Si le cerveau ne voit pas l’utilité et/ou n’éprouve pas d’émotions positives, alors la mémorisation sera difficile. 

Si le cerveau ne voit pas l’utilité et/ou n’éprouve pas d’émotions positives, alors la mémorisation sera difficile.

cerveau mémorisation

En effet, le cerveau est à notre service et son efficacité en termes de mémorisation dépend de la manière dont nous le programmons et des messages que nous lui envoyons.

A partir du moment où nous nous “forçons” à apprendre, il y a de grandes chances que les efforts de mémorisation ne soient pas récompensés en termes d’efficacité. Cela s’explique par le fait que le cerveau reçoit un message contradictoire dans ce cas-là : l’information n’est pas digne d’intérêt (parce qu’elle n’est pas utile et qu’il n’y a pas de projet de se l’approprier en vue d’atteindre des objectifs désirés) mais il faut tout de même y consacrer de l’énergie.

Le cerveau a besoin de messages cohérents :

  • soit on assume de ne pas travailler les matières/ leçons qu’on estime inutile,
  • soit on choisit de modifier son attitude à l’égard de ces matières/ leçons en considérant qu’elles sont au service d’un objectif désiré et qu’elles peuvent être source d’émotions positives.

Comment créer du désir et  accorder de la valeur à ce qui est à mémoriser pour une mémorisation efficace à long terme ?

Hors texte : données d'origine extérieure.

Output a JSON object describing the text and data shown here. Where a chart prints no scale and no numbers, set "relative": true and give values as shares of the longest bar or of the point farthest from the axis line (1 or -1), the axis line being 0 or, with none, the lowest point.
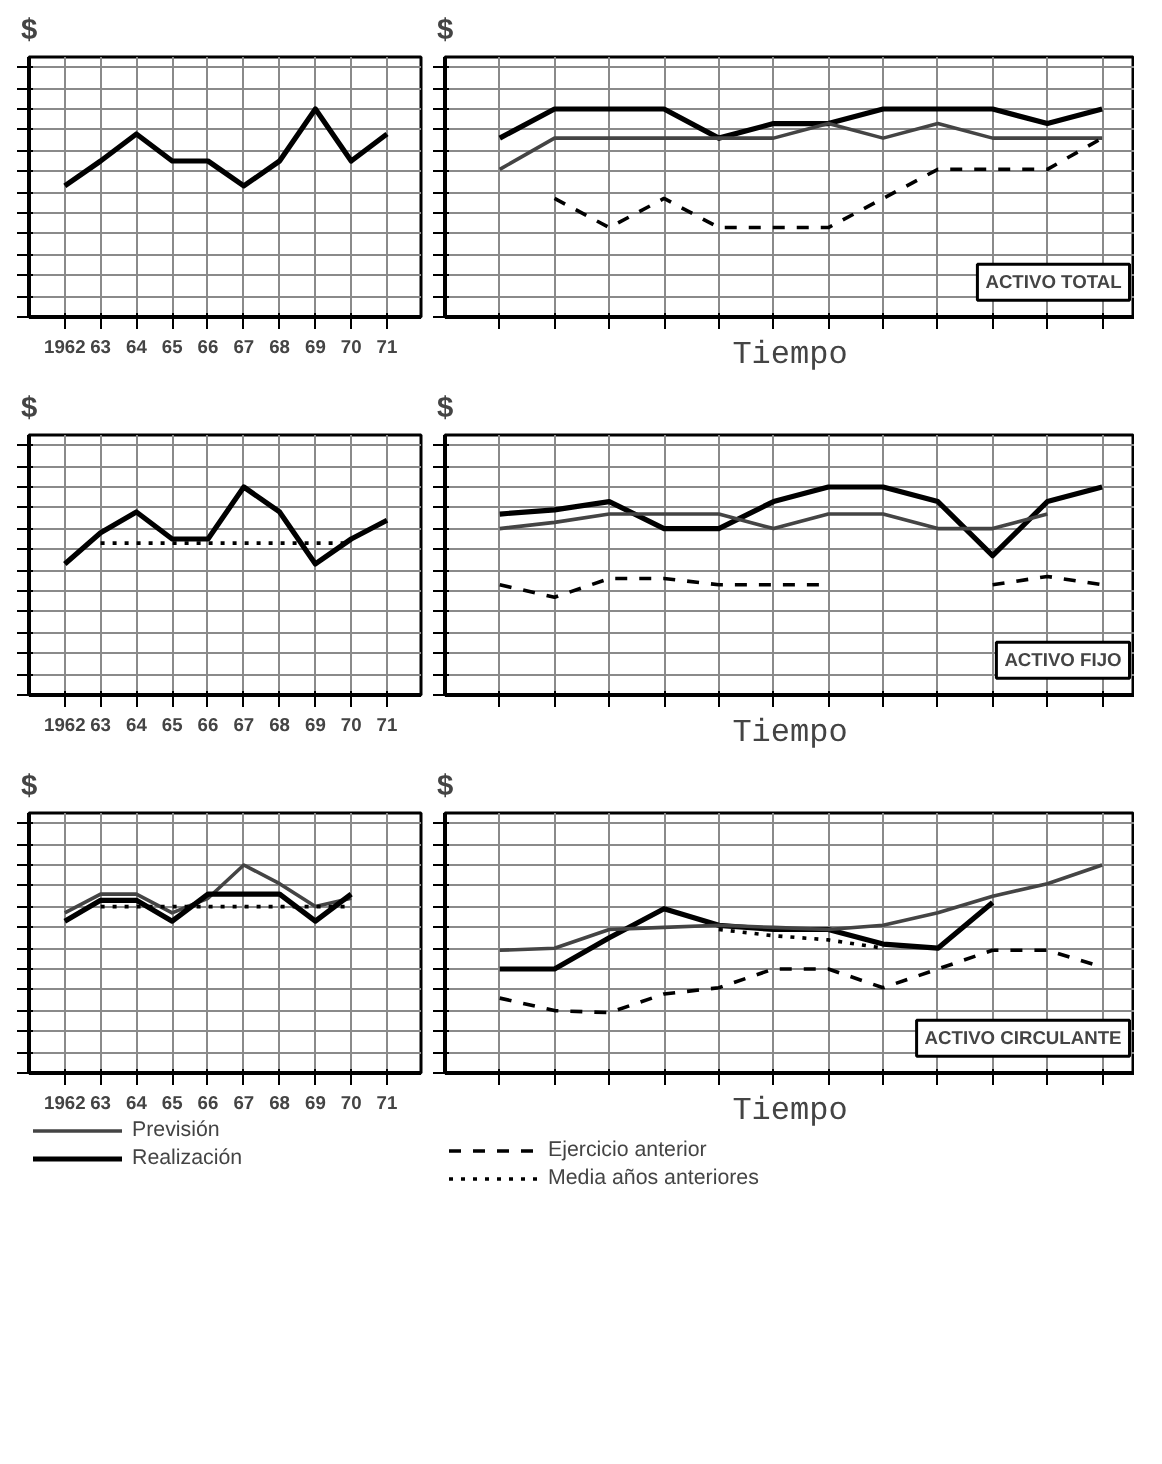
{
  "chart_data": [
    {
      "type": "line",
      "ylabel": "$",
      "relative": true,
      "grid": true,
      "categories": [
        "1962",
        "63",
        "64",
        "65",
        "66",
        "67",
        "68",
        "69",
        "70",
        "71"
      ],
      "series": [
        {
          "color": "#000000",
          "line_style": "solid",
          "values": [
            0.63,
            0.75,
            0.88,
            0.75,
            0.75,
            0.63,
            0.75,
            1,
            0.75,
            0.88
          ]
        }
      ]
    },
    {
      "type": "line",
      "ylabel": "$",
      "xlabel": "Tiempo",
      "relative": true,
      "grid": true,
      "annotations": [
        "ACTIVO TOTAL"
      ],
      "categories": [
        null,
        null,
        null,
        null,
        null,
        null,
        null,
        null,
        null,
        null,
        null,
        null
      ],
      "series": [
        {
          "color": "#000000",
          "line_style": "solid",
          "values": [
            0.86,
            1,
            1,
            1,
            0.86,
            0.93,
            0.93,
            1,
            1,
            1,
            0.93,
            1
          ]
        },
        {
          "color": "#444444",
          "line_style": "solid",
          "values": [
            0.71,
            0.86,
            0.86,
            0.86,
            0.86,
            0.86,
            0.93,
            0.86,
            0.93,
            0.86,
            0.86,
            0.86
          ]
        },
        {
          "color": "#000000",
          "line_style": "dashed",
          "values": [
            null,
            0.57,
            0.43,
            0.57,
            0.43,
            0.43,
            0.43,
            0.57,
            0.71,
            0.71,
            0.71,
            0.86
          ]
        }
      ]
    },
    {
      "type": "line",
      "ylabel": "$",
      "relative": true,
      "grid": true,
      "categories": [
        "1962",
        "63",
        "64",
        "65",
        "66",
        "67",
        "68",
        "69",
        "70",
        "71"
      ],
      "series": [
        {
          "color": "#000000",
          "line_style": "solid",
          "values": [
            0.63,
            0.78,
            0.88,
            0.75,
            0.75,
            1,
            0.88,
            0.63,
            0.75,
            0.84
          ]
        },
        {
          "color": "#000000",
          "line_style": "dotted",
          "values": [
            null,
            0.73,
            0.73,
            0.73,
            0.73,
            0.73,
            0.73,
            0.73,
            0.73,
            null
          ]
        }
      ]
    },
    {
      "type": "line",
      "ylabel": "$",
      "xlabel": "Tiempo",
      "relative": true,
      "grid": true,
      "annotations": [
        "ACTIVO FIJO"
      ],
      "categories": [
        null,
        null,
        null,
        null,
        null,
        null,
        null,
        null,
        null,
        null,
        null,
        null
      ],
      "series": [
        {
          "color": "#000000",
          "line_style": "solid",
          "values": [
            0.87,
            0.89,
            0.93,
            0.8,
            0.8,
            0.93,
            1,
            1,
            0.93,
            0.67,
            0.93,
            1
          ]
        },
        {
          "color": "#444444",
          "line_style": "solid",
          "values": [
            0.8,
            0.83,
            0.87,
            0.87,
            0.87,
            0.8,
            0.87,
            0.87,
            0.8,
            0.8,
            0.87,
            null
          ]
        },
        {
          "color": "#000000",
          "line_style": "dashed",
          "values": [
            0.53,
            0.47,
            0.56,
            0.56,
            0.53,
            0.53,
            0.53,
            null,
            null,
            0.53,
            0.57,
            0.53
          ]
        }
      ]
    },
    {
      "type": "line",
      "ylabel": "$",
      "relative": true,
      "grid": true,
      "legend": "bottom",
      "categories": [
        "1962",
        "63",
        "64",
        "65",
        "66",
        "67",
        "68",
        "69",
        "70",
        "71"
      ],
      "series": [
        {
          "name": "Previsión",
          "color": "#444444",
          "line_style": "solid",
          "values": [
            0.77,
            0.86,
            0.86,
            0.77,
            0.84,
            1,
            0.91,
            0.8,
            0.84,
            null
          ]
        },
        {
          "name": "Realización",
          "color": "#000000",
          "line_style": "solid",
          "values": [
            0.73,
            0.83,
            0.83,
            0.73,
            0.86,
            0.86,
            0.86,
            0.73,
            0.86,
            null
          ]
        },
        {
          "color": "#000000",
          "line_style": "dotted",
          "values": [
            null,
            0.8,
            0.8,
            0.8,
            0.8,
            0.8,
            0.8,
            0.8,
            0.8,
            null
          ]
        }
      ]
    },
    {
      "type": "line",
      "ylabel": "$",
      "xlabel": "Tiempo",
      "relative": true,
      "grid": true,
      "legend": "bottom",
      "annotations": [
        "ACTIVO CIRCULANTE"
      ],
      "categories": [
        null,
        null,
        null,
        null,
        null,
        null,
        null,
        null,
        null,
        null,
        null,
        null
      ],
      "series": [
        {
          "color": "#000000",
          "line_style": "solid",
          "values": [
            0.5,
            0.5,
            0.65,
            0.79,
            0.71,
            0.69,
            0.69,
            0.62,
            0.6,
            0.82,
            null,
            null
          ]
        },
        {
          "color": "#444444",
          "line_style": "solid",
          "values": [
            0.59,
            0.6,
            0.69,
            0.7,
            0.71,
            0.7,
            0.69,
            0.71,
            0.77,
            0.85,
            0.91,
            1
          ]
        },
        {
          "name": "Ejercicio anterior",
          "color": "#000000",
          "line_style": "dashed",
          "values": [
            0.36,
            0.3,
            0.29,
            0.38,
            0.41,
            0.5,
            0.5,
            0.41,
            0.5,
            0.59,
            0.59,
            0.51
          ]
        },
        {
          "name": "Media años anteriores",
          "color": "#000000",
          "line_style": "dotted",
          "values": [
            null,
            null,
            null,
            null,
            0.69,
            0.66,
            0.64,
            0.6,
            null,
            null,
            null,
            null
          ]
        }
      ]
    }
  ]
}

Voici quelques pistes pour créer du désir et  accorder de la valeur à ce qui est à mémoriser  :

  • Trouver un moyen de “vendre” au cerveau l’information comme quelque chose d’utile

Il est par exemple de choisir de modifier des croyances : “Je suis nulle en maths/ les maths ne servent à rien” devient “J’aime réfléchir et trouver des solutions. Les maths me permettent d’atteindre cette compétence.”

  • Se motiver soi-même en se focalisant sur les objectifs

Il s’agit ici de trouver du sens à ce qui est appris et à mettre les informations/ leçons au service d’un objectif qui éveille du désir. Pour ce faire, il est possible de découper les grands objectifs en petits objectifs. Chaque effort vient donc atteindre les objectifs intermédiaire, au service de l’objectif final.

  • Se mettre en mode projet et faire un pont avec l’avenir

Dans son livre Réussir, ça s’apprend, Antoine de la Garanderie écrit que l’inconscient ne rentabilise le travail de la conscience que si elle a élaboré le projet de retrouver plus tard l’information (et ce dès la première évocation mentale). Ce projet doit être vécu dans un climat de confiance en l’avenir.

Le travail conscient de mémorisation doit donc “parier” sur un avenir de réussite où les connaissances à conserver en mémoire et à retrouver sont considérées à l’avance comme retrouvables et retrouvée à l’instant T avec certitude.

En parallèle, le “faire comme si” construit un pont avec l’avenir : l’apprenant imagine qu’il répond à la question de l’examinateur, l’élève récite sa leçon comme s’il était en classe. L’objectif de la ré expression est de donner au contenu mémorisé l’assise temporelle voulue.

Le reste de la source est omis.